Filled Milk (Vegetable Fat Blend)
Filled Milk: Nutrition and Information
Filled milk is a dairy product in which the natural milk fat has been partially or wholly replaced by a vegetable oil — typically coconut oil, palm oil, or another vegetable fat — while the other milk solids (protein, lactose, minerals, and water-soluble vitamins) remain from the original milk. The practice of producing filled milk became commercially significant in the United States from the 1930s onwards, when it was marketed as a cheaper alternative to whole milk. The US Filled Milk Act of 1923 restricted its sale in interstate commerce, reflecting political pressure from dairy farming lobbies. Filled milk is nutritionally similar in protein, calcium, and carbohydrate to the milk it replaces, but the fatty acid profile differs from dairy fat — the vegetable oil used may be higher or lower in saturated fat depending on the oil chosen. Today, the concept of filled milk is largely superseded by plant-based milk alternatives in Western markets, though similar products continue to be produced in parts of Asia and Latin America as economical milk extenders.
Nutritional Value of Filled Milk
Filled milk provides approximately 63 kcal and 3.3 g of protein per 100 ml, with 3.5 g of fat — a nutritional profile broadly similar to semi-skimmed cow's milk. The protein, calcium, phosphorus, and carbohydrate content reflects the retained milk solids. The fatty acid profile depends entirely on which vegetable oil has been used — coconut oil produces a more saturated fat profile; sunflower oil produces a more unsaturated profile.
Context and Comparison
Filled milk is primarily encountered as a food manufacturing ingredient or in markets where dairy fat is expensive.
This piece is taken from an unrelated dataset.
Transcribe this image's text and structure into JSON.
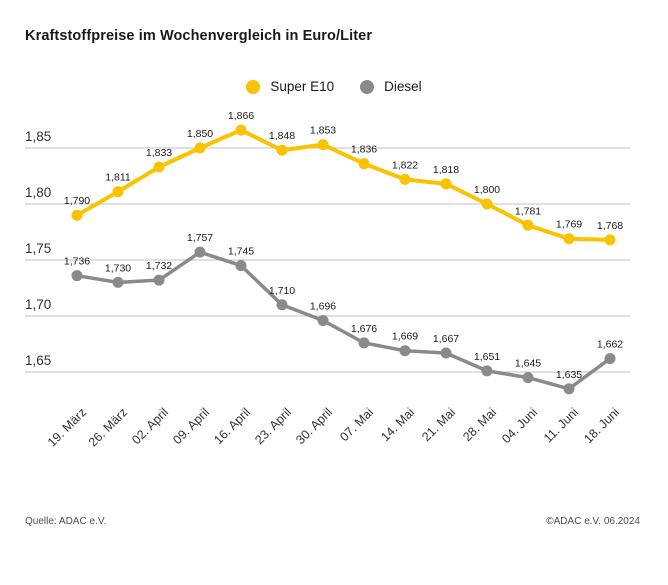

In everyday British food culture it is not widely sold as a consumer product. The nutritional value of filled milk as a protein and calcium source matches cow's milk, making it functionally adequate for those purposes. Those seeking the specific health benefits of dairy fat — including fat-soluble vitamins A and D — would need to look to other sources when consuming filled milk unless the product is fortified.